Fort Lauderdale is a city in the U.S. state of Florida, 28 miles (45 km) north of Miami. The city is a popular tourist destination, with an average year-round temperature of 75.5 °F (24.2 °C), and 3,000 hours of sunshine per year. Greater Fort Lauderdale which takes in all of Broward County hosted 12 million visitors in 2012, including 2.8 million international visitors. The district has 561 hotels and motels comprising nearly 35,000 rooms. Greater Fort Lauderdale has over 4,000 restaurants, 63 golf courses, 12 shopping malls, 16 museums, 132 nightclubs, 278 parkland campsites, and 100 marinas housing 45,000 resident yachts. Fort Lauderdale is named after a series of forts built by the United States during the Second Seminole War. The forts took their name from Major William Lauderdale (1782–1838), younger brother of Lieutenant Colonel James Lauderdale. William Lauderdale was the commander of the detachment of soldiers who built the first fort.
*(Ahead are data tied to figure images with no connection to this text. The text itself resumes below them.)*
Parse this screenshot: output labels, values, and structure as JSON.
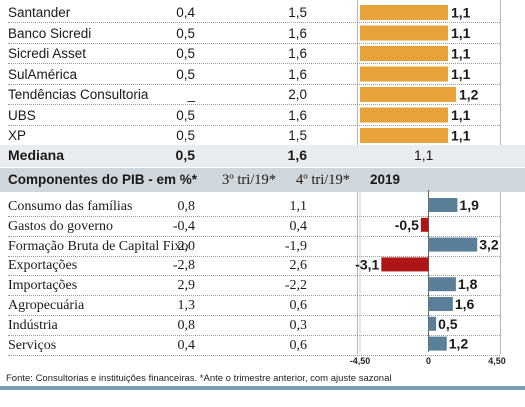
{
  "projections": {
    "rows": [
      {
        "name": "Santander",
        "v1": "0,4",
        "v2": "1,5",
        "v3": "1,1",
        "bar": 1.1
      },
      {
        "name": "Banco Sicredi",
        "v1": "0,5",
        "v2": "1,6",
        "v3": "1,1",
        "bar": 1.1
      },
      {
        "name": "Sicredi Asset",
        "v1": "0,5",
        "v2": "1,6",
        "v3": "1,1",
        "bar": 1.1
      },
      {
        "name": "SulAmérica",
        "v1": "0,5",
        "v2": "1,6",
        "v3": "1,1",
        "bar": 1.1
      },
      {
        "name": "Tendências Consultoria",
        "v1": "_",
        "v2": "2,0",
        "v3": "1,2",
        "bar": 1.2
      },
      {
        "name": "UBS",
        "v1": "0,5",
        "v2": "1,6",
        "v3": "1,1",
        "bar": 1.1
      },
      {
        "name": "XP",
        "v1": "0,5",
        "v2": "1,5",
        "v3": "1,1",
        "bar": 1.1
      }
    ],
    "median": {
      "name": "Mediana",
      "v1": "0,5",
      "v2": "1,6",
      "v3": "1,1"
    }
  },
  "components": {
    "header": {
      "title": "Componentes do PIB - em %*",
      "col1": "3º tri/19*",
      "col2": "4º tri/19*",
      "col3": "2019"
    },
    "rows": [
      {
        "name": "Consumo das famílias",
        "v1": "0,8",
        "v2": "1,1",
        "v3": "1,9",
        "bar": 1.9
      },
      {
        "name": "Gastos do governo",
        "v1": "-0,4",
        "v2": "0,4",
        "v3": "-0,5",
        "bar": -0.5
      },
      {
        "name": "Formação Bruta de Capital Fixo",
        "v1": "2,0",
        "v2": "-1,9",
        "v3": "3,2",
        "bar": 3.2
      },
      {
        "name": "Exportações",
        "v1": "-2,8",
        "v2": "2,6",
        "v3": "-3,1",
        "bar": -3.1
      },
      {
        "name": "Importações",
        "v1": "2,9",
        "v2": "-2,2",
        "v3": "1,8",
        "bar": 1.8
      },
      {
        "name": "Agropecuária",
        "v1": "1,3",
        "v2": "0,6",
        "v3": "1,6",
        "bar": 1.6
      },
      {
        "name": "Indústria",
        "v1": "0,8",
        "v2": "0,3",
        "v3": "0,5",
        "bar": 0.5
      },
      {
        "name": "Serviços",
        "v1": "0,4",
        "v2": "0,6",
        "v3": "1,2",
        "bar": 1.2
      }
    ]
  },
  "chart_data": [
    {
      "type": "bar",
      "orientation": "horizontal",
      "categories": [
        "Santander",
        "Banco Sicredi",
        "Sicredi Asset",
        "SulAmérica",
        "Tendências Consultoria",
        "UBS",
        "XP"
      ],
      "values": [
        1.1,
        1.1,
        1.1,
        1.1,
        1.2,
        1.1,
        1.1
      ],
      "color": "#e8a23a"
    },
    {
      "type": "bar",
      "orientation": "horizontal",
      "categories": [
        "Consumo das famílias",
        "Gastos do governo",
        "Formação Bruta de Capital Fixo",
        "Exportações",
        "Importações",
        "Agropecuária",
        "Indústria",
        "Serviços"
      ],
      "values": [
        1.9,
        -0.5,
        3.2,
        -3.1,
        1.8,
        1.6,
        0.5,
        1.2
      ],
      "xlim": [
        -4.5,
        4.5
      ],
      "ticks": [
        "-4,50",
        "0",
        "4,50"
      ],
      "colors": {
        "positive": "#5a7f98",
        "negative": "#b01515"
      }
    }
  ],
  "footer": "Fonte: Consultorias e instituições financeiras. *Ante o trimestre anterior, com ajuste sazonal"
}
Willemstad is the capital city of Curaçao, an island in the southern Caribbean Sea that forms a constituent country of the Kingdom of the Netherlands. Formerly the capital of the Netherlands Antilles prior to its dissolution in 2010, it has an estimated population of 150,000. Willemstad is home to the Curaçao synagogue, the oldest surviving synagogue in the Americas.
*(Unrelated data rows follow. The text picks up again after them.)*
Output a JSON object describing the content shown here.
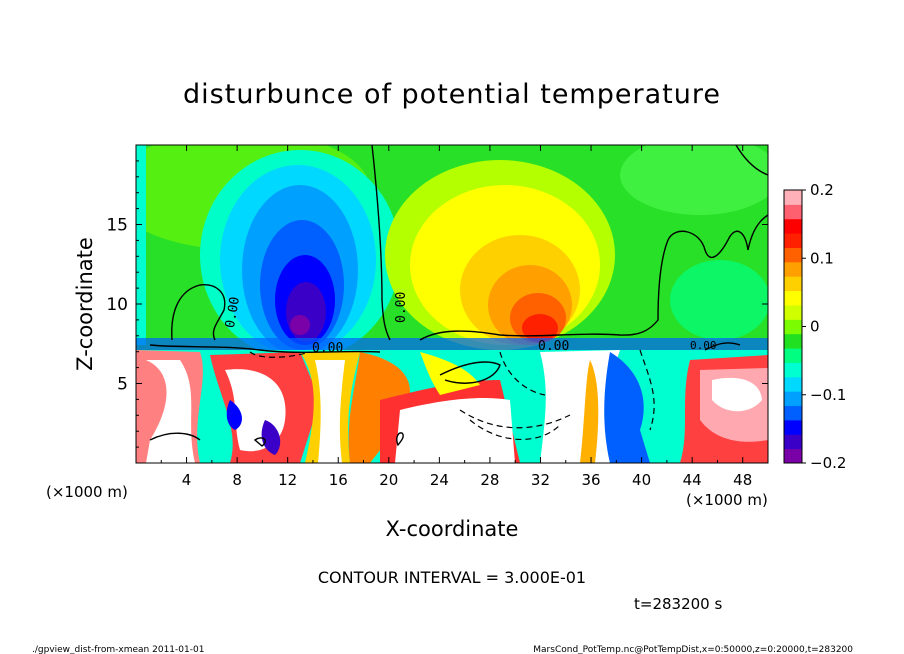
{
  "chart_data": {
    "type": "heatmap",
    "title": "disturbunce of potential temperature",
    "xlabel": "X-coordinate",
    "ylabel": "Z-coordinate",
    "x_unit": "(×1000 m)",
    "z_unit": "(×1000 m)",
    "xlim": [
      0,
      50
    ],
    "ylim": [
      0,
      20
    ],
    "x_ticks": [
      "4",
      "8",
      "12",
      "16",
      "20",
      "24",
      "28",
      "32",
      "36",
      "40",
      "44",
      "48"
    ],
    "y_ticks": [
      "5",
      "10",
      "15"
    ],
    "colorbar": {
      "range": [
        -0.2,
        0.2
      ],
      "ticks": [
        "0.2",
        "0.1",
        "0",
        "−0.1",
        "−0.2"
      ],
      "colors": [
        "#7a00a8",
        "#3a00c8",
        "#0000ff",
        "#0060ff",
        "#00a0ff",
        "#00d8ff",
        "#00ffd0",
        "#00ff80",
        "#20e020",
        "#7cfc00",
        "#d0ff00",
        "#ffff00",
        "#ffd000",
        "#ffa000",
        "#ff6000",
        "#ff2000",
        "#ff0000",
        "#ff6070",
        "#ffb0b8"
      ]
    },
    "contour_labels": [
      "0.00",
      "0.00",
      "0.00",
      "0.00",
      "0.00"
    ],
    "contour_interval": "CONTOUR INTERVAL = 3.000E-01",
    "time_label": "t=283200 s",
    "features": [
      {
        "name": "cold anomaly",
        "x": 13.5,
        "z": 11,
        "value": -0.2
      },
      {
        "name": "warm anomaly",
        "x": 31,
        "z": 9.5,
        "value": 0.15
      }
    ]
  },
  "footer": {
    "left": "./gpview_dist-from-xmean  2011-01-01",
    "right": "MarsCond_PotTemp.nc@PotTempDist,x=0:50000,z=0:20000,t=283200"
  }
}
Panama officially the Republic of Panama, is known as the "Crossroads of the Americas" due to its privileged position between North and South America. It has the second largest economy in Central America and is also the fastest growing economy and largest per capita consumer in Central America. The ease of travel and wide array of experiences make Panama one of the most attractive emerging tourism destinations in the world. In just one week, visitors can enjoy two different oceans, experience the mountains and rainforest, learn about native cultures and take advantage of vibrant urban life. It's significant capital, Panama City, is a modern, sophisticated metropolis that resembles Miami and has established commerce, arts, fashion and dining.
Puerto Limón, commonly known as Limón (Spanish for "lemon"), is the capital city and main hub of Limón province, as well as of the cantón (county) of Limón in Costa Rica. It is the sixth-largest city in Costa Rica, with a population of over 55,000 (including surrounding towns), and is home of a multicultural community. Part of the community traces its roots to Italian, Jamaican and Chinese laborers who worked on a late nineteenth-century railroad project that connected San José to Puerto Limón. Until 1948, the Costa Rican government did not recognize Afro-Caribbean people as citizens and restricted their movement outside Limón province. As a result of this "travel ban", this Afro-Caribbean population became firmly established in the region, which influenced the decision to not move even after it was legally permitted. Nowadays, there is an important outflow of Limón natives who move to the country's Central Valley in search for better employment and education. The Afro-Caribbean community speaks Spanish and Limonese Creole, a creole of English.